Optional: Modify the argument mar in par() to reduce the margins between the plots in our dashboard.

Relevant topics: tapply, plot, mean

Items to submit
  • Code used to solve this problem.

  • Output from running the code.

  • The results of running createDashboard(255).

Question 5

Add a plot to complete our dashboard. Write 1-2 sentences explaining why you chose the plot in question.

Optional: Add, remove, and/or modify the dashboard to contain information you find relevant. Make sure to document why you are making the changes.

Relevant topics: tapply, plot, mean

Items to submit
  • Code used to solve this problem.

  • Output from running the code.

  • The results of running createDashboard(255).

Question 6 (optional, 0 pts)

patchwork is a very cool R package that makes for a simple and intuitive way to combine many ggplot plots into a single graphic. See here for details.

Re-write your function createDashboard to use patchwork and ggplot.

Items to submit
  • Code used to solve this problem.

  • Output from running the code.

Question 7 (optional, 0 pts)

Use your createDashboard function to compare 2 vendors. You can print the dashboard into a pdf using the code below.

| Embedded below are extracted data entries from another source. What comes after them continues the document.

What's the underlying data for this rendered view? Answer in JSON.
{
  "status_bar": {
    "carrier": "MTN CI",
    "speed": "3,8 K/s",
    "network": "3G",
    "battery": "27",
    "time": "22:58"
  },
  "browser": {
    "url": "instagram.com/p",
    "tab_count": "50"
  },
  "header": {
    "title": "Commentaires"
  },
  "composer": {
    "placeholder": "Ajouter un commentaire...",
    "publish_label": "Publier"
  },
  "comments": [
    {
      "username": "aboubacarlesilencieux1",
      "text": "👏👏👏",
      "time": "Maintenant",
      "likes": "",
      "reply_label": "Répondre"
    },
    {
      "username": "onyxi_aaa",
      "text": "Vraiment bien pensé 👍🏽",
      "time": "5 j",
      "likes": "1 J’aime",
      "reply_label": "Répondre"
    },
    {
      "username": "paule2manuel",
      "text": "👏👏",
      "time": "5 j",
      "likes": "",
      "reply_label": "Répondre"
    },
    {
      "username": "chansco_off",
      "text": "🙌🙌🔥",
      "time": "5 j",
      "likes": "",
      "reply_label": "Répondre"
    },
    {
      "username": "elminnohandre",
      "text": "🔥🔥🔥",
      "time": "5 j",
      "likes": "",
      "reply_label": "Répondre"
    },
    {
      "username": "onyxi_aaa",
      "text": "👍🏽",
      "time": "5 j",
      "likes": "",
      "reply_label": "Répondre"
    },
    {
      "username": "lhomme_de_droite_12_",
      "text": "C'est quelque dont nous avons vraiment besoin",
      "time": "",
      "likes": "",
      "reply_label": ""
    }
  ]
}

pdf(file = "myFilename.pdf",   # The directory and name you want to save the file in
    width = 8, # The width of the plot in inches
    height = 8) # The height of the plot in inches

createDashboard(255)

dev.off()
Items to submit
  • Code used to solve this problem.

  • Output from running the code.

Please make sure to double check that your submission is complete, and contains all of your code and output before submitting. If you are on a spotty internet connection, it is recommended to download your submission after submitting it to make sure what you think you submitted, was what you actually submitted.